What’s particularly satisfying about Shadows and Valkyrie in general is the fact that the band manages all the coolness, the comfort and the “jaminess” so often associated with this style in a way that’s raw & free, yet refreshingly succinct. That easy, organic touch has a lot to do with the fact that the record sounds as if Sanford Parker had the guys roll into the studio and knock through these seven tunes just as though they’d stepped onto a stage to play in front of a comfortable gathering at a local club. And it may seem strange to praise an album for keeping things under 45-minutes, but by God, it's very much appreciated during an age when nearly every form of entertainment continues to test fans' endurance. These tunes are just long enough to get lost in, but not so stretched that you need to take a whiz break halfway through the record.
As for the music itself, things are still cut from a similar cloth as the band’s two previous works, but Shadows touches the corners with a stronger level of, for lack of a better term, seriousness. Outside of the bright, light-hearted manner in which “Mountain Stop” opens the show (the tune features a vibraslap, for hell’s sake), the bulk of the record’s midsection streaks the breezy feeling with that sobering sort of acknowledgement one gets when you're ripe enough to recognize that life's radiance needs to be ferociously appreciated, because its fleeting. Call it maturity, solemnity, or whatever-the-hell you want, it's the sort of thing that brings a touch more darkness to the Valkyrie game. “Shadow of Reality,” for example, kicks off with a wonderfully smooth, buttery stretch that’s as pleasant as a late August afternoon on a hillside, but that beautifully somber span at its close delivers a warmly pensive touch. The aptly titled “Wintry Plains” throws similar shade, feeling a bit like a heavier version of Robin Trower at times:
There is an undeniable comfort and optimism that comes along with the immediately recognizable vocal harmony of the Adams brothers, however, so the good times are never far away. Plus, despite the fact that all the players get plenty of opportunity to shine, Pete and Jake’s twin axe attack takes center stage once again, and that means melodic fret-fondling combustibility on a Slough Feg (via Thin Lizzy) level. Suffice to say, if fiery leads ain’t typically your thing, run away as if your mother's life depends on it. Every tune on Shadows is lifted by a double-headed attack of leads that either climb like gliders on a thermal, or split the sky like eagles fuckin', and they’re directly responsible for delivering a sense of urgency to the record that spurns the typical couch-sloth temperament in favor of inspiring action.
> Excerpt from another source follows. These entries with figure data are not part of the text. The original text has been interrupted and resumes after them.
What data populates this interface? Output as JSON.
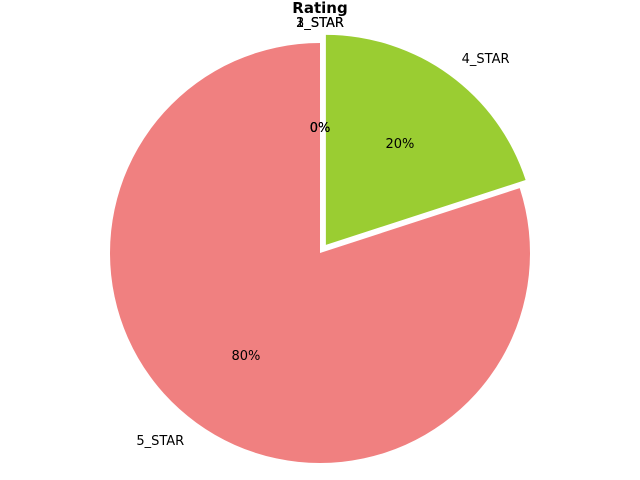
{
  "chart_data": {
    "type": "pie",
    "title": "Rating",
    "slices": [
      {
        "label": "5_STAR",
        "value": 80,
        "pct_label": "80%",
        "color": "#f08080",
        "exploded": false
      },
      {
        "label": "4_STAR",
        "value": 20,
        "pct_label": "20%",
        "color": "#9acd32",
        "exploded": true
      },
      {
        "label": "1_STAR",
        "value": 0,
        "pct_label": "0%",
        "color": "#87ceeb",
        "exploded": false
      },
      {
        "label": "2_STAR",
        "value": 0,
        "pct_label": "0%",
        "color": "#ffd700",
        "exploded": false
      },
      {
        "label": "3_STAR",
        "value": 0,
        "pct_label": "0%",
        "color": "#dda0dd",
        "exploded": false
      }
    ],
    "start_angle": 90,
    "direction": "counterclockwise",
    "legend": "none"
  }
}
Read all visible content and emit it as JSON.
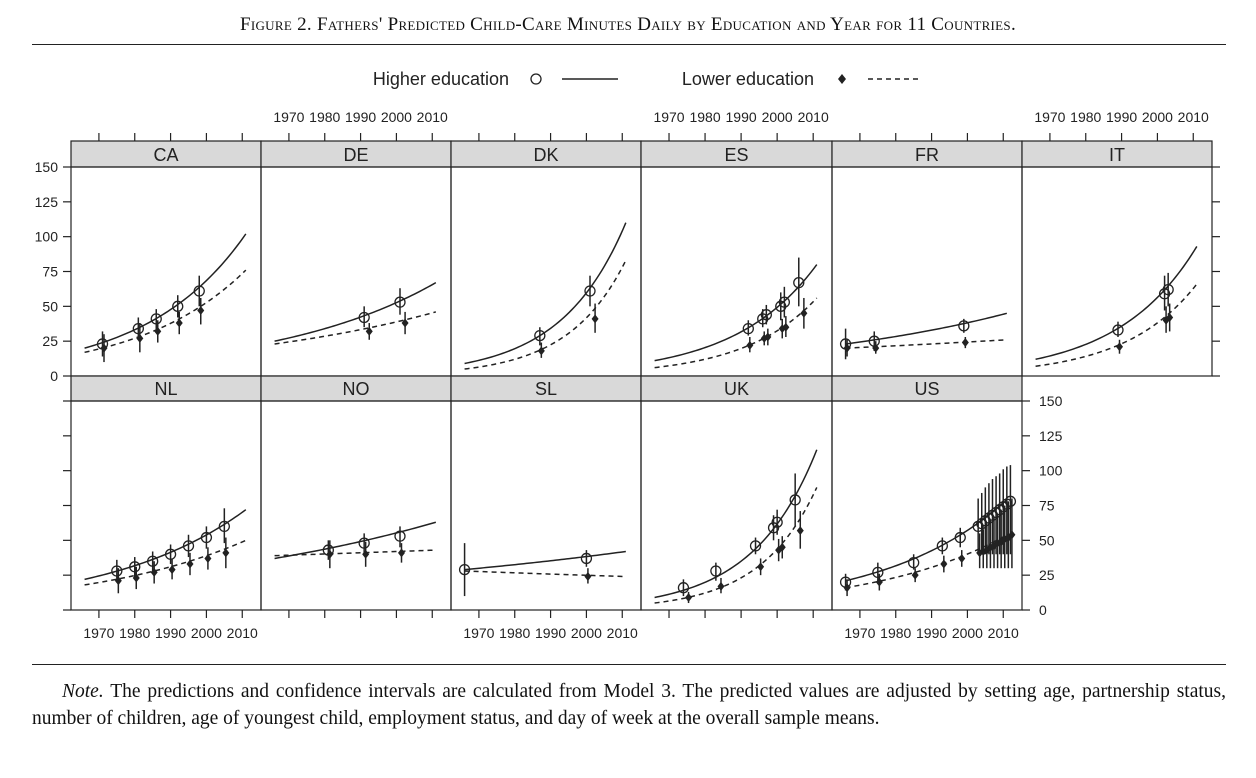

Shadows is a perfect representation of the sort of music that travels easily alongside just about any good time, whether it’s getting destroyed on the couch, taking in a crushing vista, or jumping to the patio speakers at that family gathering before your annoying cousin taints the Summer vibe with two hours of Brad fucking Paisley. Tags be damned, the bottom line is that Valkyrie knows how to deliver a highly pleasant form of heaviness, and that's definitely a very favorable thing to have within arm's reach.